My name is Jim and I am a retired “Fed.” I spent 33 years on the job (following six years as an Army officer). My law enforcement career ran the spectrum from rookie agent to Presidential appointee. I worked in Rhode Island, Massachusetts, Michigan, Virginia, Maryland, and Washington, D.C. I’ve been gone from carrying a badge for four years, and yet I miss it every day.
I miss the saints and scoundrels, the unique challenges and the thrill of getting it right. And sure, I miss the adventure and fulfillment, the big cases and big arrests. But I miss more the deep friendships and inter-dependencies formed in that closed world of responsibility, the commitment to the law and the power of enforcing it. There is no parallel profession where trust and confidence in each other is such a requirement, that I know of, other than perhaps in the military services.

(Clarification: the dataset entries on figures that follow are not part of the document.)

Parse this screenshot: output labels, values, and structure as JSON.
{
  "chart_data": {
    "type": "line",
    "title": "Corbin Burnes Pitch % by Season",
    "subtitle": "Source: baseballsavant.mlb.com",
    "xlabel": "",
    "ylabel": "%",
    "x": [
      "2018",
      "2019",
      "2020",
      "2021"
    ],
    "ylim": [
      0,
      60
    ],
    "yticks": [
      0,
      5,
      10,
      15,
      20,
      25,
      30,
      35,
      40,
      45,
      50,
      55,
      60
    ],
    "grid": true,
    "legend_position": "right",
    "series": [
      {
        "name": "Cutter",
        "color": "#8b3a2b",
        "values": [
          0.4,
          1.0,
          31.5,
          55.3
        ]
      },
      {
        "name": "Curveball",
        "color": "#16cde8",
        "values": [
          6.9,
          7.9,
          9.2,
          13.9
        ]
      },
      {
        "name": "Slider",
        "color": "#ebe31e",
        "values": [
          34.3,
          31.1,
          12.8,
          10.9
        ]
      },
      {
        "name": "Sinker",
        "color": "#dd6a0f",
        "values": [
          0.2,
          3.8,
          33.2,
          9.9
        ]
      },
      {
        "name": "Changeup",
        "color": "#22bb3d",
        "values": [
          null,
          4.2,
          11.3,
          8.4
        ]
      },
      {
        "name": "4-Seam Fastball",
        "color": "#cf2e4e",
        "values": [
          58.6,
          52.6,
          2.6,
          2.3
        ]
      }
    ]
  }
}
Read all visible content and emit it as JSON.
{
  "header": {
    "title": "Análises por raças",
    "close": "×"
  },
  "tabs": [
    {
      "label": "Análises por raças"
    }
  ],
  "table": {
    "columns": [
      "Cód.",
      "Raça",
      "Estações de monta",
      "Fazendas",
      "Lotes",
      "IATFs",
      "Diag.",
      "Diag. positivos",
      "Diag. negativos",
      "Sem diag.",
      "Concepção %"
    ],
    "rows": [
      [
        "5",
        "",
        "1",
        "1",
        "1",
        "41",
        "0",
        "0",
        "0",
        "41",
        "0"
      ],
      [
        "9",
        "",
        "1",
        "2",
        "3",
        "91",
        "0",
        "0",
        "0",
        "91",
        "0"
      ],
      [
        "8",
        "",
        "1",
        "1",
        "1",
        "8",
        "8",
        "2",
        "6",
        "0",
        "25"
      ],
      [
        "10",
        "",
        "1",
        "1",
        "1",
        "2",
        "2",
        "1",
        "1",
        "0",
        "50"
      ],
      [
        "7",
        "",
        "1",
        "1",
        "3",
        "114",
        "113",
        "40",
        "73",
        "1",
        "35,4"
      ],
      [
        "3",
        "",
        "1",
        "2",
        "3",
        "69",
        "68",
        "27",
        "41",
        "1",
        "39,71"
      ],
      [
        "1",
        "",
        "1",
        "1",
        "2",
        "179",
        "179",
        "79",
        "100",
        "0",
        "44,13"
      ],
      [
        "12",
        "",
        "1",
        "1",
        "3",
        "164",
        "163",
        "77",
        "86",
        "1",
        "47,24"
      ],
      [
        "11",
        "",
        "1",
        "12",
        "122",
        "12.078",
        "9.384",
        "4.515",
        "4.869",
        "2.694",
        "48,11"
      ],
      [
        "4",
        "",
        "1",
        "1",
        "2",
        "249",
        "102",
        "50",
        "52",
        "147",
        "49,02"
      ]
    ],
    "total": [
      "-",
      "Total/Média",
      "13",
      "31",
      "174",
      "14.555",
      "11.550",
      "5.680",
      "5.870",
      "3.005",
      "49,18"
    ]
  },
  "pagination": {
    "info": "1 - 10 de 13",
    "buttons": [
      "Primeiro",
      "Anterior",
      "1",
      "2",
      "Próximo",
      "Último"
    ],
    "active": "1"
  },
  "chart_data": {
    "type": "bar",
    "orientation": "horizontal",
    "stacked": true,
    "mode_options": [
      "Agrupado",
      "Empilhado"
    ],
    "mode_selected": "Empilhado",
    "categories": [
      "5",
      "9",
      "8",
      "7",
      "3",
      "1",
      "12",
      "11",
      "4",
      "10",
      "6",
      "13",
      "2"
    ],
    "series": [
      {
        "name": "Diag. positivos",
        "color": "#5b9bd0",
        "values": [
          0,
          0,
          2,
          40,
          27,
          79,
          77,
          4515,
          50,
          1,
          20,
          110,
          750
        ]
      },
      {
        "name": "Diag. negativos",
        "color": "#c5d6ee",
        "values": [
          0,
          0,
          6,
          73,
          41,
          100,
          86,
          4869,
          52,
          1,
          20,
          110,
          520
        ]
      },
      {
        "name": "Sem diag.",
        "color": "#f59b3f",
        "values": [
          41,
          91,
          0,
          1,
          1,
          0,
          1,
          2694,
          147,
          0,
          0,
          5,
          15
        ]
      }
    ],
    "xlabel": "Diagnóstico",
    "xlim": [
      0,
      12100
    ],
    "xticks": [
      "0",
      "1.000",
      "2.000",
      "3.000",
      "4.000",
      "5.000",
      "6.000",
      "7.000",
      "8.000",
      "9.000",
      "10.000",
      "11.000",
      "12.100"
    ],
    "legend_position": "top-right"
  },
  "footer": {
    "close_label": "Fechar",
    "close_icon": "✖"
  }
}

During my time, I witnessed the revolutionary transition of American law enforcement from a fairly straight forward profession requiring a few key physical and mental skills, to its state today as a multi-faceted and complex array of professions, technologies, and organizations. Providing for the public safety and good order of today’s society requires a myriad of skills, strategies and resources, that didn’t exist nor even contemplated in the early days of my career.
It is well that this metamorphosis of law enforcing has occurred because as we all understand there are new threats to our safety that emerge with the speed of the new technologies that facilitate them. The old paradigms of patrolling, detection, investigation and prosecution while still important are not enough. The most effective law enforcement today comes in prevention processes because of the daunting capabilities to commit crimes that are targeted on our 21st Century world of electronic transactions, communications and prodigious data records.
So there you have it, I am excited by this new world of law enforcement and I will use this space to weigh in from time to time on subjects or issues that might stimulate your interest or opinions. I know how the bureaucracies that govern these functions work and make decisions and I would enjoy sharing my observations with you.